The Dubai hotel will be a flagship for the brand on several counts. “It’s not about the size of the hotel or the fact that it is a huge part of the brand being in Dubai. But, also from how we are developing the brand globally, and being able to use Viceroy Dubai as a platform for initiatives, whether they are technological initiatives of how we take bookings or interact with guests.
“But, also how we are going to be conceptually different or deliver service differently,” adds Svensson.
He continues to say: “We’re going to be something different. We’re bringing an LA or Miami vibe, we’re not going to define it but it’s going to be different.” So different, in fact that the hotel has banned fruit bowls from its rooms. The hotel will even have a lifestyle team with a lifestyle relations manager to forward plan their guests’ visit and surprise them with what they need.
The hiring process, however, wasn’t easy. “We didn’t just want to hire people from the hospitality industry.
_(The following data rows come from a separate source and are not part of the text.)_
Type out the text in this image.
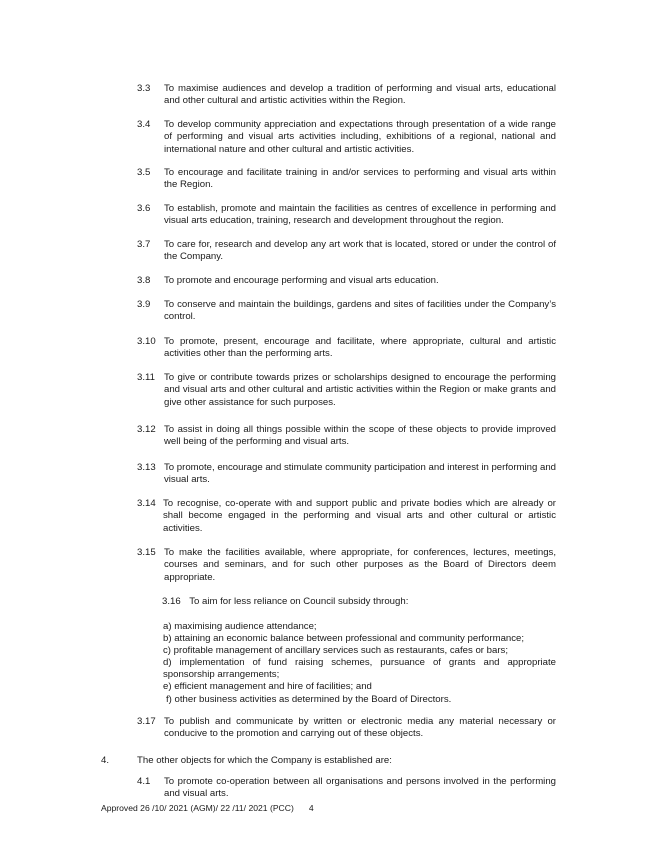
3.3 To maximise audiences and develop a tradition of performing and visual arts, educational and other cultural and artistic activities within the Region.
3.4 To develop community appreciation and expectations through presentation of a wide range of performing and visual arts activities including, exhibitions of a regional, national and international nature and other cultural and artistic activities.
3.5 To encourage and facilitate training in and/or services to performing and visual arts within the Region.
3.6 To establish, promote and maintain the facilities as centres of excellence in performing and visual arts education, training, research and development throughout the region.
3.7 To care for, research and develop any art work that is located, stored or under the control of the Company.
3.8 To promote and encourage performing and visual arts education.
3.9 To conserve and maintain the buildings, gardens and sites of facilities under the Company’s control.
3.10 To promote, present, encourage and facilitate, where appropriate, cultural and artistic activities other than the performing arts.
3.11 To give or contribute towards prizes or scholarships designed to encourage the performing and visual arts and other cultural and artistic activities within the Region or make grants and give other assistance for such purposes.
3.12 To assist in doing all things possible within the scope of these objects to provide improved well being of the performing and visual arts.
3.13 To promote, encourage and stimulate community participation and interest in performing and visual arts.
3.14 To recognise, co-operate with and support public and private bodies which are already or shall become engaged in the performing and visual arts and other cultural or artistic activities.
3.15 To make the facilities available, where appropriate, for conferences, lectures, meetings, courses and seminars, and for such other purposes as the Board of Directors deem appropriate.
3.16 To aim for less reliance on Council subsidy through:
a) maximising audience attendance;
b) attaining an economic balance between professional and community performance;
c) profitable management of ancillary services such as restaurants, cafes or bars;
d) implementation of fund raising schemes, pursuance of grants and appropriate sponsorship arrangements;
e) efficient management and hire of facilities; and
f) other business activities as determined by the Board of Directors.
3.17 To publish and communicate by written or electronic media any material necessary or conducive to the promotion and carrying out of these objects.
4.	The other objects for which the Company is established are:
4.1 To promote co-operation between all organisations and persons involved in the performing and visual arts.
Approved 26 /10/ 2021 (AGM)/ 22 /11/ 2021 (PCC) 4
Of course that is important but we wanted to hire staff that also had the same personality as the hotel. Someone fun, energetic, lively and attentive. We did a tremendous amount of training in the pre-opening phase and we went out and recruited really strong managers and supervisors right down to the lowest rung,” adds Svensson.
Agreeing with Svensspn, Director of F&B David Hirber also believes that staff is of the utmost importance when running a hotel.
“Our motto when it comes to staff is that we need to be with them and part of them. We spend day and night with our teams as we establish together, train and work over and over again. It is very important to us to highlight everyone’s personality, guided by our Viceroy ideology and make them feel part of our special team and Viceroy community,” he says.
Tasked with delivering this massive recruitment drive was director of learning & development Marcelo De Paula, who reveals that the team was handpicked from scratch.
The process began with the “We Will Find You” campaign, which saw over 5,000 CVs, of which 2,000 were selected for a recruitment event. During this stage, candidates were challenged to a three round sequence.
Starting with the vibe room, applicants were asked to interact with each other and either build a balloon sculpture or use props to take the ultimate selfie.
From here, the conversation room asked a selection of ‘you’ questions from ‘who are you’ to ‘what stops you’ before applicants moved onto the speed dating room, where candidates answered six questions based on the hotel’s competency framework. These questions were structured to check ability and attitude in line with the hotel’s ideology and the area of expertise they want to work in.
Svensson notes that “following the rigorous recruitment, a team with an intuitive, genuine and knowledgeable approach to service were selected, chosen due to their ability to build a rapport with guests and deliver friendly, attentive and welcoming service”.
On this front, Walshe reveals that Svensson hired a theatre improv company to manage the recruitment and training, “and that helped our colleagues to develop this spontaneity, the ability to react to the unexpected, to engage with people, to inject humour in the conversation”.
“It’s the staff that make or break the hotel. You can have the best architecture, design, room, and amenities but if you don’t focus on your staff, people will not come back to your hotel. They keep me young and millennial-minded,” reflects Svensson, showcasing that that’s exactly how he wants guests to see the property.